Recently, I have been doing some research on my local economy and rental market and have a few questions regarding my findings but will first give a little information on my local market.
-Metro population of about 300,000.
-Jobless rate 8.8%
-rental market with vacancy rates of 11% - 12%
Now, the economy in my market has been hit with a major blow from its primary industry (automotive) causing the real estate market to soften greatly. There is still a high amount of panic from the general public in the area, but I feel there is an upside to these economic problems.
As I’ve been doing research I have also found that the job market here is going to be recovering slightly with the support from emerging industries in the area (healthcare, services, and travel), also, there is a large number of young adults which will be entering the job market very soon which I believe will also help lower vacancy rates. However, the economy and real estate market are still in turmoil and it appears that it will remain this way for at least the first half of 2007.

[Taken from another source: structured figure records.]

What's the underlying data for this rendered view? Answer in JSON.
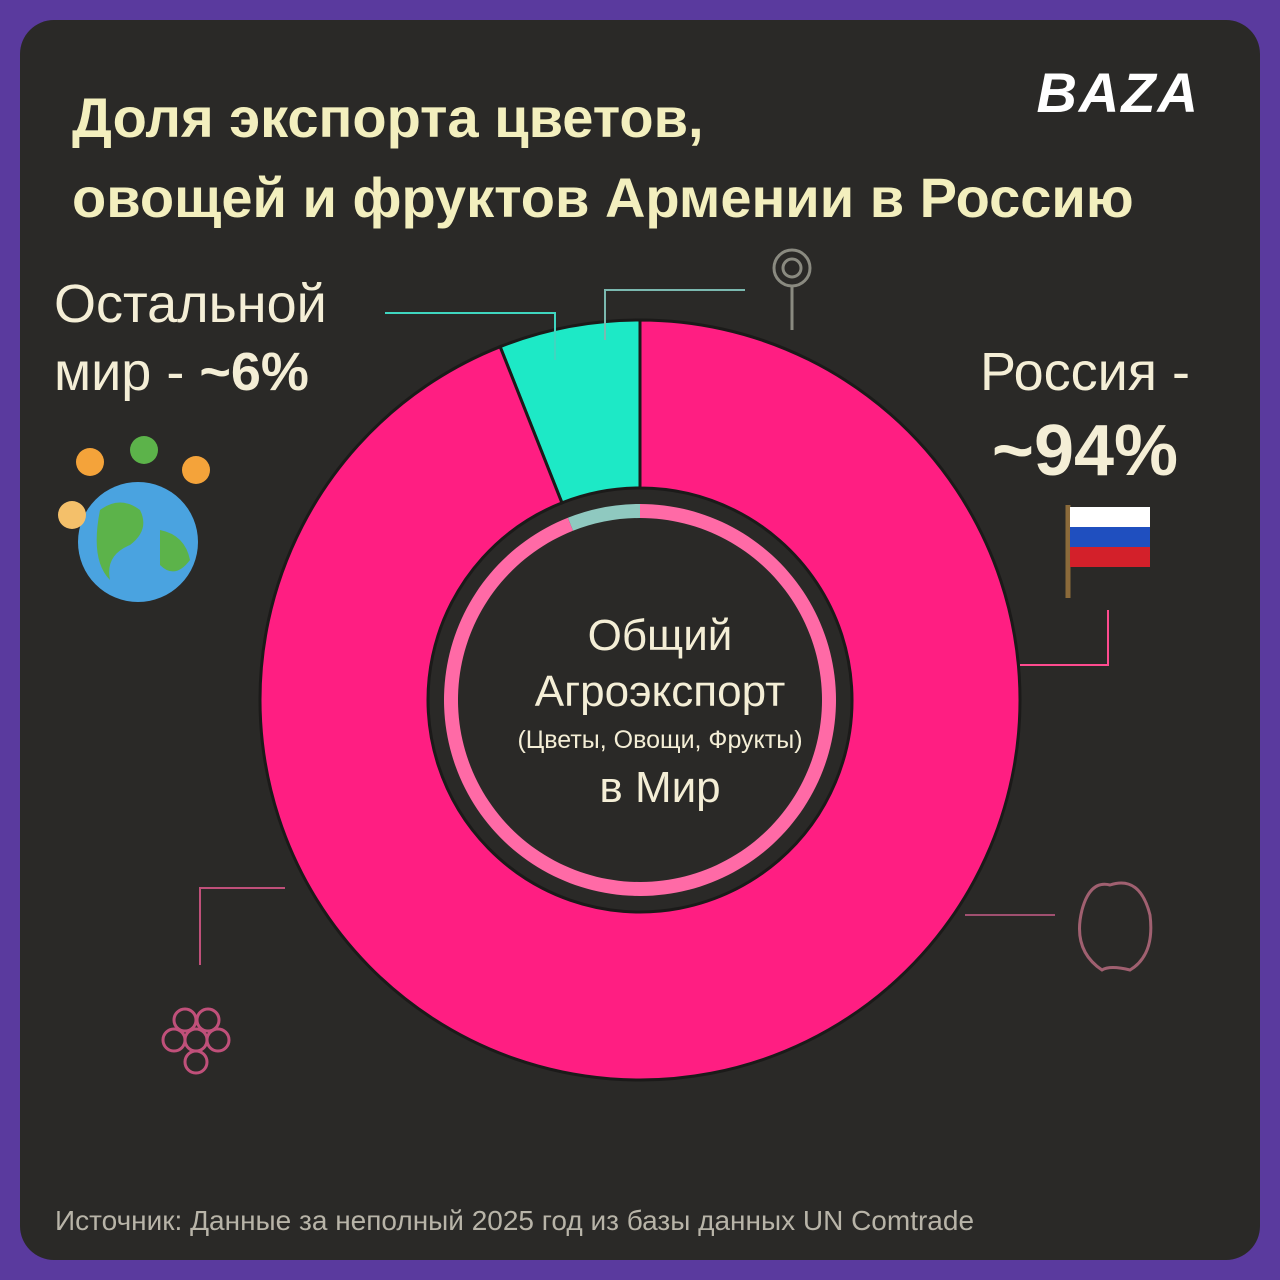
{
  "chart_data": {
    "type": "donut",
    "title": [
      "Доля экспорта цветов,",
      "овощей и фруктов Армении в Россию"
    ],
    "logo": "BAZA",
    "categories": [
      "Россия -",
      "Остальной мир -"
    ],
    "values": [
      94,
      6
    ],
    "value_labels": [
      "~94%",
      "~6%"
    ],
    "colors": [
      "#ff1e82",
      "#1de9c6"
    ],
    "center_label": [
      "Общий",
      "Агроэкспорт",
      "(Цветы, Овощи, Фрукты)",
      "в Мир"
    ],
    "source": "Источник: Данные за неполный 2025 год из базы данных UN Comtrade"
  }
}
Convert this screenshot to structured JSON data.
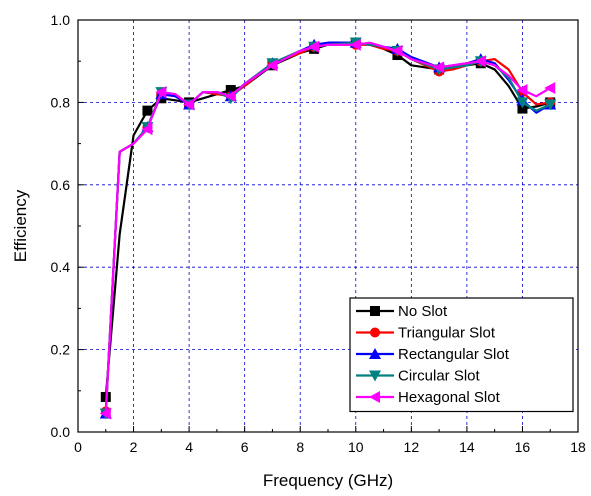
{
  "chart_data": {
    "type": "line",
    "xlabel": "Frequency (GHz)",
    "ylabel": "Efficiency",
    "xlim": [
      0,
      18
    ],
    "ylim": [
      0.0,
      1.0
    ],
    "x_ticks": [
      0,
      2,
      4,
      6,
      8,
      10,
      12,
      14,
      16,
      18
    ],
    "x_tick_labels": [
      "0",
      "2",
      "4",
      "6",
      "8",
      "10",
      "12",
      "14",
      "16",
      "18"
    ],
    "y_ticks": [
      0.0,
      0.2,
      0.4,
      0.6,
      0.8,
      1.0
    ],
    "y_tick_labels": [
      "0.0",
      "0.2",
      "0.4",
      "0.6",
      "0.8",
      "1.0"
    ],
    "grid": "dashed, blue, major ticks",
    "legend_position": "bottom-right",
    "series": [
      {
        "name": "No Slot",
        "color": "#000000",
        "marker": "square",
        "x": [
          1,
          1.5,
          2,
          2.5,
          3,
          3.5,
          4,
          4.5,
          5,
          5.5,
          6,
          7,
          8,
          8.5,
          9,
          10,
          10.5,
          11,
          11.5,
          12,
          13,
          13.5,
          14,
          14.5,
          15,
          15.5,
          16,
          16.5,
          17
        ],
        "values": [
          0.085,
          0.48,
          0.72,
          0.78,
          0.81,
          0.805,
          0.8,
          0.81,
          0.82,
          0.83,
          0.84,
          0.89,
          0.92,
          0.93,
          0.94,
          0.945,
          0.94,
          0.93,
          0.915,
          0.89,
          0.88,
          0.885,
          0.89,
          0.895,
          0.88,
          0.84,
          0.785,
          0.79,
          0.8
        ]
      },
      {
        "name": "Triangular Slot",
        "color": "#ff0000",
        "marker": "circle",
        "x": [
          1,
          1.5,
          2,
          2.5,
          3,
          3.5,
          4,
          4.5,
          5,
          5.5,
          6,
          7,
          8,
          8.5,
          9,
          10,
          10.5,
          11,
          11.5,
          12,
          13,
          13.5,
          14,
          14.5,
          15,
          15.5,
          16,
          16.5,
          17
        ],
        "values": [
          0.05,
          0.68,
          0.7,
          0.74,
          0.82,
          0.815,
          0.795,
          0.825,
          0.82,
          0.815,
          0.84,
          0.895,
          0.92,
          0.935,
          0.94,
          0.94,
          0.94,
          0.93,
          0.925,
          0.905,
          0.875,
          0.88,
          0.89,
          0.9,
          0.905,
          0.88,
          0.825,
          0.795,
          0.8
        ]
      },
      {
        "name": "Rectangular Slot",
        "color": "#0000ff",
        "marker": "triangle-up",
        "x": [
          1,
          1.5,
          2,
          2.5,
          3,
          3.5,
          4,
          4.5,
          5,
          5.5,
          6,
          7,
          8,
          8.5,
          9,
          10,
          10.5,
          11,
          11.5,
          12,
          13,
          13.5,
          14,
          14.5,
          15,
          15.5,
          16,
          16.5,
          17
        ],
        "values": [
          0.045,
          0.68,
          0.7,
          0.74,
          0.82,
          0.815,
          0.795,
          0.825,
          0.825,
          0.815,
          0.845,
          0.895,
          0.925,
          0.94,
          0.945,
          0.945,
          0.94,
          0.935,
          0.93,
          0.91,
          0.885,
          0.89,
          0.895,
          0.905,
          0.895,
          0.855,
          0.805,
          0.775,
          0.795
        ]
      },
      {
        "name": "Circular Slot",
        "color": "#008080",
        "marker": "triangle-down",
        "x": [
          1,
          1.5,
          2,
          2.5,
          3,
          3.5,
          4,
          4.5,
          5,
          5.5,
          6,
          7,
          8,
          8.5,
          9,
          10,
          10.5,
          11,
          11.5,
          12,
          13,
          13.5,
          14,
          14.5,
          15,
          15.5,
          16,
          16.5,
          17
        ],
        "values": [
          0.045,
          0.68,
          0.7,
          0.74,
          0.825,
          0.82,
          0.795,
          0.825,
          0.825,
          0.81,
          0.845,
          0.895,
          0.925,
          0.935,
          0.94,
          0.945,
          0.94,
          0.935,
          0.925,
          0.905,
          0.88,
          0.885,
          0.89,
          0.9,
          0.89,
          0.86,
          0.8,
          0.78,
          0.795
        ]
      },
      {
        "name": "Hexagonal Slot",
        "color": "#ff00ff",
        "marker": "triangle-left",
        "x": [
          1,
          1.5,
          2,
          2.5,
          3,
          3.5,
          4,
          4.5,
          5,
          5.5,
          6,
          7,
          8,
          8.5,
          9,
          10,
          10.5,
          11,
          11.5,
          12,
          13,
          13.5,
          14,
          14.5,
          15,
          15.5,
          16,
          16.5,
          17
        ],
        "values": [
          0.045,
          0.68,
          0.7,
          0.735,
          0.825,
          0.82,
          0.795,
          0.825,
          0.825,
          0.815,
          0.845,
          0.89,
          0.925,
          0.935,
          0.94,
          0.94,
          0.945,
          0.935,
          0.925,
          0.905,
          0.885,
          0.89,
          0.895,
          0.9,
          0.89,
          0.865,
          0.83,
          0.815,
          0.835
        ]
      }
    ]
  }
}
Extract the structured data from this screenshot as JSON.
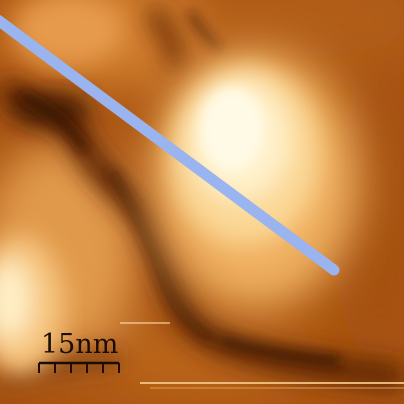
{
  "scale_bar": {
    "label": "15nm",
    "tick_count": 6
  },
  "profile_line": {
    "color": "#99b4ee"
  },
  "colormap": {
    "dark": "#3a1400",
    "mid": "#c8671a",
    "bright": "#fffbe8"
  }
}
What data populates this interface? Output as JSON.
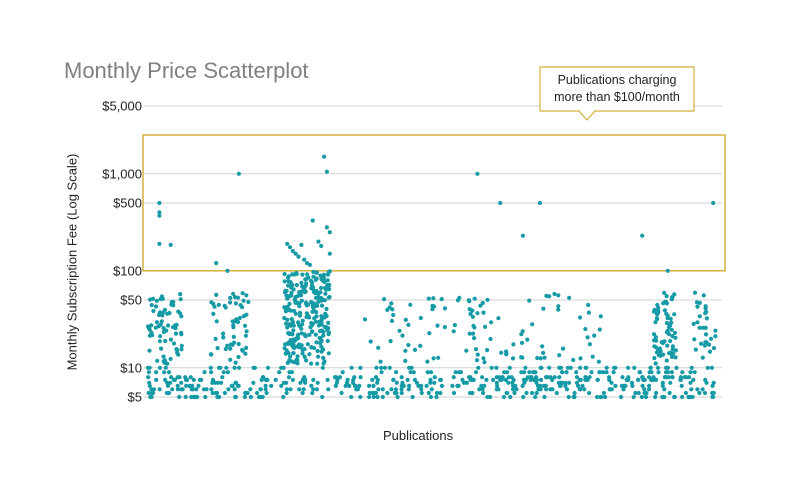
{
  "chart_data": {
    "type": "scatter",
    "title": "Monthly Price Scatterplot",
    "xlabel": "Publications",
    "ylabel": "Monthly Subscription Fee (Log Scale)",
    "y_scale": "log",
    "ylim": [
      5,
      5000
    ],
    "y_ticks": [
      {
        "value": 5000,
        "label": "$5,000"
      },
      {
        "value": 1000,
        "label": "$1,000"
      },
      {
        "value": 500,
        "label": "$500"
      },
      {
        "value": 100,
        "label": "$100"
      },
      {
        "value": 50,
        "label": "$50"
      },
      {
        "value": 10,
        "label": "$10"
      },
      {
        "value": 5,
        "label": "$5"
      }
    ],
    "grid": true,
    "marker_color": "#159aa6",
    "highlight_color": "#d4b13f",
    "annotation": {
      "lines": [
        "Publications charging",
        "more than $100/month"
      ],
      "highlight_range": [
        110,
        5000
      ]
    },
    "series": [
      {
        "values": [
          {
            "x": 0.02,
            "y": 500
          },
          {
            "x": 0.02,
            "y": 400
          },
          {
            "x": 0.02,
            "y": 370
          },
          {
            "x": 0.02,
            "y": 190
          },
          {
            "x": 0.04,
            "y": 185
          },
          {
            "x": 0.16,
            "y": 1000
          },
          {
            "x": 0.12,
            "y": 120
          },
          {
            "x": 0.14,
            "y": 100
          },
          {
            "x": 0.245,
            "y": 190
          },
          {
            "x": 0.25,
            "y": 175
          },
          {
            "x": 0.255,
            "y": 160
          },
          {
            "x": 0.26,
            "y": 150
          },
          {
            "x": 0.265,
            "y": 140
          },
          {
            "x": 0.27,
            "y": 185
          },
          {
            "x": 0.275,
            "y": 130
          },
          {
            "x": 0.28,
            "y": 120
          },
          {
            "x": 0.285,
            "y": 115
          },
          {
            "x": 0.29,
            "y": 330
          },
          {
            "x": 0.3,
            "y": 200
          },
          {
            "x": 0.305,
            "y": 180
          },
          {
            "x": 0.31,
            "y": 1500
          },
          {
            "x": 0.315,
            "y": 1050
          },
          {
            "x": 0.315,
            "y": 280
          },
          {
            "x": 0.32,
            "y": 250
          },
          {
            "x": 0.32,
            "y": 150
          },
          {
            "x": 0.58,
            "y": 1000
          },
          {
            "x": 0.62,
            "y": 500
          },
          {
            "x": 0.66,
            "y": 230
          },
          {
            "x": 0.69,
            "y": 500
          },
          {
            "x": 0.87,
            "y": 230
          },
          {
            "x": 0.995,
            "y": 500
          },
          {
            "x": 0.915,
            "y": 100
          }
        ]
      }
    ]
  }
}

I have also found that the asking rents are far too high than they should be. It appears that landlords haven’t adjusted rents according to the current state of the local economy and market which I believe will inhibit the ability to fill vacancies. Another problem I see is that landlords are dumping their properties as if they are in a good, stable market and are 100% occupied.
So, with all that being said, how much would you pay for a 4-plex that is 75% occupied with an asking price of $240,000, and a proforma cap rate of approx. 8%?
Also, what would be the proper way to value a 4-plex? Would you use the same tools as you would to valuate a 10+ unit building? Are you able to valuate these smaller complexes on their current NOI?